Le débat sur les unions de même sexe

D’autres ne sont pas nécessairement opposés aux unions homosexuelles en soi, mais déplorent que celles-ci aient le même statut et offrent les mêmes droits que le mariage « traditionnel ». Pour le think tank conservateur Heritage Foundation, par exemple, la légalisation des unions de même sexe, si elle ne doit pas être nécessairement interdite, tend à imposer une définition alternative de la famille, ce qui est inacceptable parce qu’impliquant une hiérarchie des valeurs morales.

C’est dans cette même logique que des textes incongrus et en décalage total avec l’évolution de la société américaine sont aujourd’hui votés par les congrès républicains de certains États fédérés pour limiter les libertés des couples homosexuels mariés. Ainsi, en Arizona, une loi de février 2014 surnommée « Pas de gâteau de mariage pour les gays » (« No Wedding Cake For Gays ») permettait aux commerçants de refuser de vendre un bien ou un service à des personnes homosexuelles, au nom de la liberté religieuse.

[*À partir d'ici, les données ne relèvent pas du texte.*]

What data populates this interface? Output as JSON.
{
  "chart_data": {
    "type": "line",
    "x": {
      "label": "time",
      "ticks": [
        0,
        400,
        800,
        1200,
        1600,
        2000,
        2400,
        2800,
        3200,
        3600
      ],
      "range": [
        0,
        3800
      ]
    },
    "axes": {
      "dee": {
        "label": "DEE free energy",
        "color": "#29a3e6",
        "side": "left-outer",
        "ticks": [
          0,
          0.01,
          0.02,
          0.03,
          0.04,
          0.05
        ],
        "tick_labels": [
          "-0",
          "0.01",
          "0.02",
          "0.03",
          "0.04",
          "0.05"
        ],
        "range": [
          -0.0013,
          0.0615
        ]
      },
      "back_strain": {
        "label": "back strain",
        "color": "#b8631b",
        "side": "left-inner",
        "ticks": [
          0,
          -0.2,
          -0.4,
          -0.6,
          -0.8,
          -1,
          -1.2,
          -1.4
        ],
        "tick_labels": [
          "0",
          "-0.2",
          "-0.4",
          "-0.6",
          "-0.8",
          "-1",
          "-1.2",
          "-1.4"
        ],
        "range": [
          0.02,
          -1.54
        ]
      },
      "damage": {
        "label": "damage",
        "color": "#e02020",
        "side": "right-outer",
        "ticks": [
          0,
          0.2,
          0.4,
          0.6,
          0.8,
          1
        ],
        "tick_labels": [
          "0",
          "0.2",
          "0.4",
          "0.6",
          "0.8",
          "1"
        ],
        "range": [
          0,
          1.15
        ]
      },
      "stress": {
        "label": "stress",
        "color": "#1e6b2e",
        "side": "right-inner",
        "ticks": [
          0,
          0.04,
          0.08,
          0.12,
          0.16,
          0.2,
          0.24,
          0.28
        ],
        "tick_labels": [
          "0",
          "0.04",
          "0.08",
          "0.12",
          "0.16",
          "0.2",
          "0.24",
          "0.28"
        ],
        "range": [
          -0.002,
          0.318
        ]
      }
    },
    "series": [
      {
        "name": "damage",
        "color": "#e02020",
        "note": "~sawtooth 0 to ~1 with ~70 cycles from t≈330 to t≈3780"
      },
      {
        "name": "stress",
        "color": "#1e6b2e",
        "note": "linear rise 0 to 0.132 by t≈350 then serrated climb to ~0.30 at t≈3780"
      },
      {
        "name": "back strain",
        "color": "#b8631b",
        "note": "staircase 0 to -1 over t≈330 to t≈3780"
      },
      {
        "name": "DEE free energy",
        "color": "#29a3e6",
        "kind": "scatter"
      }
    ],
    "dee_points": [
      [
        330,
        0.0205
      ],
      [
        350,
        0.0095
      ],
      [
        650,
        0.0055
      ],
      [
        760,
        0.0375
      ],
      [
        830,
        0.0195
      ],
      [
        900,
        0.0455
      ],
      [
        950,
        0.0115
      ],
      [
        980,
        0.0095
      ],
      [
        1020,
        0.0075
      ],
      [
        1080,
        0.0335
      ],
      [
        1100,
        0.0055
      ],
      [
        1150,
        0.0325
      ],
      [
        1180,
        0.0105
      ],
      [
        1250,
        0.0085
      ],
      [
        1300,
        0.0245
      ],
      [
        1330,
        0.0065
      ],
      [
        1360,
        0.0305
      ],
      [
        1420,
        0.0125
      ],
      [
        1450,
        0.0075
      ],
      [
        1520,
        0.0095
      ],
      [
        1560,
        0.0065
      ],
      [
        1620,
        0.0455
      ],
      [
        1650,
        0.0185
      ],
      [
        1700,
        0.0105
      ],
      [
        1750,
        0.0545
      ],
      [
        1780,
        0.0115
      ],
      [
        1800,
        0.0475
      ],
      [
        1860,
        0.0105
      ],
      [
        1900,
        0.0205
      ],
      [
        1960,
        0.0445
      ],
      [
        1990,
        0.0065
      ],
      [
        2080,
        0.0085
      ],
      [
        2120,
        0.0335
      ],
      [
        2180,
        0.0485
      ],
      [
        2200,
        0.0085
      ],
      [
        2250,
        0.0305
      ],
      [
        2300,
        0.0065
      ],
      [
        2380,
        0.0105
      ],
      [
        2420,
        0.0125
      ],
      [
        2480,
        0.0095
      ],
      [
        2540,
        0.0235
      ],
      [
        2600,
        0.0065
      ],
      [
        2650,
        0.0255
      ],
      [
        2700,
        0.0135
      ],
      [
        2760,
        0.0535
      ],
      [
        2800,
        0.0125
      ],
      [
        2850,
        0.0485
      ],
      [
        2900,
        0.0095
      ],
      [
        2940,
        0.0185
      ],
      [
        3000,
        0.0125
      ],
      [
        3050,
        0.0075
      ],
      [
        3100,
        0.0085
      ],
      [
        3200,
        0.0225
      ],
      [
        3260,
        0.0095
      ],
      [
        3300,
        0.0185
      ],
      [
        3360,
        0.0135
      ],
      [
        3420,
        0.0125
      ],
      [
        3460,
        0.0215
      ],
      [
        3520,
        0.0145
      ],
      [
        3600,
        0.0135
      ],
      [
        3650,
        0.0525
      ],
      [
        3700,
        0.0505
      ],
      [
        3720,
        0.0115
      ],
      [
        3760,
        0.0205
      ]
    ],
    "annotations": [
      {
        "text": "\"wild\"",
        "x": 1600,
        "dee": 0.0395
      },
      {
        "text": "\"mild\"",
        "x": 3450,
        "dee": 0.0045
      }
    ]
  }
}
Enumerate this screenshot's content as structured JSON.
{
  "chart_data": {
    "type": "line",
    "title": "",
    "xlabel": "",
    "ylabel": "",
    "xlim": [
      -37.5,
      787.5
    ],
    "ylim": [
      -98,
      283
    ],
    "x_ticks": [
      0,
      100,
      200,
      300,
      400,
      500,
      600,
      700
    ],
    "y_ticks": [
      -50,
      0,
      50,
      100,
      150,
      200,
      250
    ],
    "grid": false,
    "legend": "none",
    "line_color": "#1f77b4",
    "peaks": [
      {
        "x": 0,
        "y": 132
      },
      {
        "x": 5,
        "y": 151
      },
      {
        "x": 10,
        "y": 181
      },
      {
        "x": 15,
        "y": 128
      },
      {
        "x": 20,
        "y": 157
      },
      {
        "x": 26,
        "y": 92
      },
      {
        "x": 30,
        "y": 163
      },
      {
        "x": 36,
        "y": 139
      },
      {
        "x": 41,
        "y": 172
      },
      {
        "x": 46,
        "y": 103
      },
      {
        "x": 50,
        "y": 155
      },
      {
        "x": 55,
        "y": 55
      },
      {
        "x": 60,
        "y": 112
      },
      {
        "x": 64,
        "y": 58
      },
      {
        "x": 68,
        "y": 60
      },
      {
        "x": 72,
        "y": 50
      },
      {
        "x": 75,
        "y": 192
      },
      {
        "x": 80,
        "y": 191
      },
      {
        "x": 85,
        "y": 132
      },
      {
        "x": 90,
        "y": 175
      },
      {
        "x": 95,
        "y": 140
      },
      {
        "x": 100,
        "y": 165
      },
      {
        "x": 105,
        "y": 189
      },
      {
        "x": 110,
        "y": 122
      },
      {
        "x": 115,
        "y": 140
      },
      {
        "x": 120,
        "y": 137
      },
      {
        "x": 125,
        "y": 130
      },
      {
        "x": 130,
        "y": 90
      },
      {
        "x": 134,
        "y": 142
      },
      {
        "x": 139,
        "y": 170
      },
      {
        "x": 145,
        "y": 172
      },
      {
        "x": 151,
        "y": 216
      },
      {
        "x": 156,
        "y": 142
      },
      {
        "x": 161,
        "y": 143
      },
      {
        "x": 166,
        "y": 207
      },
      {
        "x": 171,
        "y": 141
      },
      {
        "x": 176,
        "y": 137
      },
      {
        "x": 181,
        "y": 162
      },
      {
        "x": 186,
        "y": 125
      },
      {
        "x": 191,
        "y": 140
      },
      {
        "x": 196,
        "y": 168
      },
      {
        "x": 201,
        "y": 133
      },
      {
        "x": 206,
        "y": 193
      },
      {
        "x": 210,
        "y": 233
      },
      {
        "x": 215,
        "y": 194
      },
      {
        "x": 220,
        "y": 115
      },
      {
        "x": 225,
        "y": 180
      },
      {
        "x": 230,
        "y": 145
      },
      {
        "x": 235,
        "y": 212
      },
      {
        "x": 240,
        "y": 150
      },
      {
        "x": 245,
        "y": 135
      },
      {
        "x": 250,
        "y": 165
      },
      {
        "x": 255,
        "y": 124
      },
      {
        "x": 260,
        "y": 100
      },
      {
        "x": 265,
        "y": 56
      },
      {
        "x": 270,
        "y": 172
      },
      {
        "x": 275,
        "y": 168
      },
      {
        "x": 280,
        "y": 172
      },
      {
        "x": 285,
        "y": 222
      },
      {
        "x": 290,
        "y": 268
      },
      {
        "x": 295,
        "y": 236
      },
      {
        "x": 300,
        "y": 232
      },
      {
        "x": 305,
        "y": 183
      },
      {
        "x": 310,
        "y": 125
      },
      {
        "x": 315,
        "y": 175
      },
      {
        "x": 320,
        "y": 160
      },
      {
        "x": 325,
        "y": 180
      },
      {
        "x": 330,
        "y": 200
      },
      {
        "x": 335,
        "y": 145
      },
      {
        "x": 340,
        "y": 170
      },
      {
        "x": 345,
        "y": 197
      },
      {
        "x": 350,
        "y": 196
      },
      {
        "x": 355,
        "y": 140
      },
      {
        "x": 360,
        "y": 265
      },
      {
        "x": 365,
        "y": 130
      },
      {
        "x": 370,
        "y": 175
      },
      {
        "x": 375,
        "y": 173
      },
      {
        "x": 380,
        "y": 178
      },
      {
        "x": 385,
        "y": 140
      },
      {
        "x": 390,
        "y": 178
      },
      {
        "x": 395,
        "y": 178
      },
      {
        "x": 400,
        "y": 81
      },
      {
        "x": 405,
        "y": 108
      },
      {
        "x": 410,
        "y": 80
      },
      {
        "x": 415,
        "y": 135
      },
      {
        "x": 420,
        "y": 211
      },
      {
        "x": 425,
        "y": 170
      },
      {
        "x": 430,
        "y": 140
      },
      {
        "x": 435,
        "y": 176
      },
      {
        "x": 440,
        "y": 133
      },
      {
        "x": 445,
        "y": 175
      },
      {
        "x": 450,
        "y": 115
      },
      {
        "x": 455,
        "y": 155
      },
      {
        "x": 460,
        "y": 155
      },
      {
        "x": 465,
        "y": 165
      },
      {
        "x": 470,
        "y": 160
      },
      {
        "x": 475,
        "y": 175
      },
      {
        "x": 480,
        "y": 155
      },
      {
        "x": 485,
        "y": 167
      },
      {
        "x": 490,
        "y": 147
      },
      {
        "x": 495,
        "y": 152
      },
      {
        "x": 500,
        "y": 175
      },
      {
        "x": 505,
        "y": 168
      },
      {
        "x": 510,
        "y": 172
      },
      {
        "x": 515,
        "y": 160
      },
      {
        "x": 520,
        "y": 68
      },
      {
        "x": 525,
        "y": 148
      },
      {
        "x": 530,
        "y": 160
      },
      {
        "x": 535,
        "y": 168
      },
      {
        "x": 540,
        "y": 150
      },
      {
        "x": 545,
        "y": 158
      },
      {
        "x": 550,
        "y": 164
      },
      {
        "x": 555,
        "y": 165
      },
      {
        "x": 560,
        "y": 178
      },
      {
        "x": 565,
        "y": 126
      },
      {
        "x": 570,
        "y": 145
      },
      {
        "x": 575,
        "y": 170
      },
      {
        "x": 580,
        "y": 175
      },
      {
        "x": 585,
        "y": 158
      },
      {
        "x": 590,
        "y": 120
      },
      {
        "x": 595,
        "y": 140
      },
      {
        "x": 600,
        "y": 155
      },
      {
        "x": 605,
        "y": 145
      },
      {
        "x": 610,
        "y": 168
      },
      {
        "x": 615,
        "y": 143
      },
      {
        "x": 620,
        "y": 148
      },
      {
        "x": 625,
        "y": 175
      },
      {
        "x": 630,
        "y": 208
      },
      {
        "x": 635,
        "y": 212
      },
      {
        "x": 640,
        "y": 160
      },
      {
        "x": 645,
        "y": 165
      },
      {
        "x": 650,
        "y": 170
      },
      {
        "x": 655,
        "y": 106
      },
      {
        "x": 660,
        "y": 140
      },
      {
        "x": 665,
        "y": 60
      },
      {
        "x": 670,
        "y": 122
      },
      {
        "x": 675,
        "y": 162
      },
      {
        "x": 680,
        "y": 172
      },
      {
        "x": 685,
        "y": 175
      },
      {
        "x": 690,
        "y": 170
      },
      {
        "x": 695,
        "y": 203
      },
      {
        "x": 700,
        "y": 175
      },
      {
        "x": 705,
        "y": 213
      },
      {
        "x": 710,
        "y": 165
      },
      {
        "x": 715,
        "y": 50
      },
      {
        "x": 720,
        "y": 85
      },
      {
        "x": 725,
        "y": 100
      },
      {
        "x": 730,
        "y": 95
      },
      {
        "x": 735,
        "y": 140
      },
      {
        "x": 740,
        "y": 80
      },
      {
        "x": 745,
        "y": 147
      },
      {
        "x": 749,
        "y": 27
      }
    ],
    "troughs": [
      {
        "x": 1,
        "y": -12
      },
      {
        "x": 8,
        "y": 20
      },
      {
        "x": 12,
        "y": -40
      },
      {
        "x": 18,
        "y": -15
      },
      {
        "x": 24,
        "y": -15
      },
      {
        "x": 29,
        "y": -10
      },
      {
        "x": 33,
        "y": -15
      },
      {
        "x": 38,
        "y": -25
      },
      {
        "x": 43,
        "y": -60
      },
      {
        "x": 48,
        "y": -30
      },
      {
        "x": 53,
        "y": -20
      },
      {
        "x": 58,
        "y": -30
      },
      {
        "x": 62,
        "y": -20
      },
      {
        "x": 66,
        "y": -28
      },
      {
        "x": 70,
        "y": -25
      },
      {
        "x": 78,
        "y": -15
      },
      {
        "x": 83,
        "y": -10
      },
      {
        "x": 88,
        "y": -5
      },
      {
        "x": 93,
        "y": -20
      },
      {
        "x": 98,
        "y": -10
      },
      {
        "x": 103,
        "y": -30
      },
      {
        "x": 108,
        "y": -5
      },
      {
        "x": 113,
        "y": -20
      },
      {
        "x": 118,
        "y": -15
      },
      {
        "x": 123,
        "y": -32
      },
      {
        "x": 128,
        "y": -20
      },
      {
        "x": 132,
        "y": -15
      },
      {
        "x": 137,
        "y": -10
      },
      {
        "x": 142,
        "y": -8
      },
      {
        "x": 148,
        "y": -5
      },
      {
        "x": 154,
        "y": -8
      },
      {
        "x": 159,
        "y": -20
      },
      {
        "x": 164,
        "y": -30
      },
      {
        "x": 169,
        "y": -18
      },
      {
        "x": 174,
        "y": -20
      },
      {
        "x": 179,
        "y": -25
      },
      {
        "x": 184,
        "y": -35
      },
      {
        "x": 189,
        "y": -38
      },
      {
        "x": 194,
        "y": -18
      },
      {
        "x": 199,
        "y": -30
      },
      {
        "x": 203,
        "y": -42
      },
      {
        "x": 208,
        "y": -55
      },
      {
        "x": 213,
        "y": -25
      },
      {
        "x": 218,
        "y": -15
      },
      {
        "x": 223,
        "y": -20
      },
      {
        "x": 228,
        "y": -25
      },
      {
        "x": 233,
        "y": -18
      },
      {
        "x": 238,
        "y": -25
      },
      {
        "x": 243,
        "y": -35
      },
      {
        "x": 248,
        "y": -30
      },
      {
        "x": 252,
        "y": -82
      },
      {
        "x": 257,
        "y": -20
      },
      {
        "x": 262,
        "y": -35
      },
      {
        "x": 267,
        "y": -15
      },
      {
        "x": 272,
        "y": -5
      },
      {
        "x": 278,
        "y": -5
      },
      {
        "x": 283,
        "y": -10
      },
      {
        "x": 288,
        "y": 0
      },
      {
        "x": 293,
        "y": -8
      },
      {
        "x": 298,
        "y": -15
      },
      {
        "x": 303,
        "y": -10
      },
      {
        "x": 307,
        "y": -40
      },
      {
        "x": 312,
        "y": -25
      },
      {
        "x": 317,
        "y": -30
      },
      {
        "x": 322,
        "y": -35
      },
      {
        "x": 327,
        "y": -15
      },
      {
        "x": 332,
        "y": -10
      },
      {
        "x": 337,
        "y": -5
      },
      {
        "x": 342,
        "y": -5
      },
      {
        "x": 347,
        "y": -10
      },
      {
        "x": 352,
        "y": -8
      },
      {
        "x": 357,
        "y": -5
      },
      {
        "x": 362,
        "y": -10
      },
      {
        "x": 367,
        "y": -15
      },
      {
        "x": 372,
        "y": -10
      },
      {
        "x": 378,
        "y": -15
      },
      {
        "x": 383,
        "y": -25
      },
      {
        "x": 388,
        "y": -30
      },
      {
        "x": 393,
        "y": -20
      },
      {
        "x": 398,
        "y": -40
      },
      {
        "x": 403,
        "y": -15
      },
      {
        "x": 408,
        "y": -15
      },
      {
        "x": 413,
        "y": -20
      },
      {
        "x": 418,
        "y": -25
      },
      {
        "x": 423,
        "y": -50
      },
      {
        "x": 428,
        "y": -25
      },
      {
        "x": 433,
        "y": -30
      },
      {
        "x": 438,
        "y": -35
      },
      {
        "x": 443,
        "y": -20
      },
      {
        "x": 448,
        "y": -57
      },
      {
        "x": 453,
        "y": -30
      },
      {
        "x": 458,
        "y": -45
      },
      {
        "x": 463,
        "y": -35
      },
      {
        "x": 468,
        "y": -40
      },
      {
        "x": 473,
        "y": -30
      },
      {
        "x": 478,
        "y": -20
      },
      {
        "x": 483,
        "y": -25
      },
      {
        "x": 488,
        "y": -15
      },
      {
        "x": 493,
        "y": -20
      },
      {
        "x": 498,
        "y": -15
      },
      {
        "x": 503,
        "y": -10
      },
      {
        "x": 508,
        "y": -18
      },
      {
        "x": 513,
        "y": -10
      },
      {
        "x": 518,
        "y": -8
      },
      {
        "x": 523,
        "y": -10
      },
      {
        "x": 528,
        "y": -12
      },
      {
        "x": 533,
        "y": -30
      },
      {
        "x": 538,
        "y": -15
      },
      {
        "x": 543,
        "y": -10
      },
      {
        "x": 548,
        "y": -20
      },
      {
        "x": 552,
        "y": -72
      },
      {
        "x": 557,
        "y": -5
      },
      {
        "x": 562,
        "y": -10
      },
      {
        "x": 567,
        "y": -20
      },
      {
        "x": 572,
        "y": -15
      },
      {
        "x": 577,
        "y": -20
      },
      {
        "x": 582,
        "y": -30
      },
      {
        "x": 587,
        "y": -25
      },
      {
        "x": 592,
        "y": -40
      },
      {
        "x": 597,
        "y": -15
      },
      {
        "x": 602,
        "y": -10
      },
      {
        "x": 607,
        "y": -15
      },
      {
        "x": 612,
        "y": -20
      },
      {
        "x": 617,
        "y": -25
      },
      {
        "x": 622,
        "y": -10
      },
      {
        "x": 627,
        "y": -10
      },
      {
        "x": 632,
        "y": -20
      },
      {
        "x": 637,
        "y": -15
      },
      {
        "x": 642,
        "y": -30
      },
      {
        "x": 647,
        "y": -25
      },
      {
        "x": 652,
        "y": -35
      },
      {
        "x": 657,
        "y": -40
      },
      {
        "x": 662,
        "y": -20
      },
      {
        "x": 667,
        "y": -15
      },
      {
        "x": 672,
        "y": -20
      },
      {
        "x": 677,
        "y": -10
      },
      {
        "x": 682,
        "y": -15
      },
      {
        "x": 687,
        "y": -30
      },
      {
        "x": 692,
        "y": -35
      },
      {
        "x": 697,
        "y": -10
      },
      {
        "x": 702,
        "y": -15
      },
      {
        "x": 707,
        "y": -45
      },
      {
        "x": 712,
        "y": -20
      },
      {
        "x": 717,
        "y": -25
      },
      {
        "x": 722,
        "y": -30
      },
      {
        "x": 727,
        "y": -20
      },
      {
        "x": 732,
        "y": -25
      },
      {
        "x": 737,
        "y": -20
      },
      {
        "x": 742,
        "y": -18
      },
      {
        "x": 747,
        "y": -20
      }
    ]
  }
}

L’affront était également symbolique : il s’agissait de « gâcher » le mariage des personnes de même sexe. La gouverneure de l’État avait finalement renoncé à signer le texte, devant la vive (et médiatique) opposition qu’il avait suscitée. D’autres parlements locaux, comme en Indiana ou encore en Arkansas, tentent de faire passer de telles législations discriminatoires.

L’embarras républicain

Enfin, de nombreux responsables républicains vantent les mérites des thérapies pour « rééduquer » ou « soigner » les homosexuels. C’est le cas du Texas : dans la plateforme locale du parti datant de 2014, il est écrit que l’homosexualité fait peser une menace sur la cohésion sociale, qu’elle est par essence prosélyte, et qu’elle menace la famille traditionnelle, l’une des « bases » de la société américaine, mais aussi que « les comportements homosexuels sont contraires aux vérités ordonnées par Dieu, reconnues par les Pères de la Nation et partagées par la majorité des Texans » – on ignore cependant si quelqu’un a pensé à le leur demander.

On comprend mieux l’embarras des républicains quant au caractère homophobe de l’attentat qui vient de se produire en Floride, alors qu’il pourrait être pour eux l’occasion de faire preuve d’exemplarité et de prendre le chemin de la tolérance. L’hypothèse la plus plausible est néanmoins que le massacre d’Orlando les incitera au contraire à affirmer : l’homophobie, ce n’est pas « nous », c’est « eux » (les musulmans).
Selon le FBI, les crimes à motivation homophobe ont représenté, en 2015, près de 19 % de la totalité des crimes de haine commis aux États-Unis, soit plus d’un millier sur 5 500, et ce chiffre est vraisemblablement sous-estimé. L’homophobie tue chaque jour ou presque. Bien sûr, un attentat faisant 49 morts et autant de blessés marque davantage les esprits. Tant que les discours de stigmatisation et d’appel à la haine continueront, rien ne changera. La violence physique commence toujours par des mots.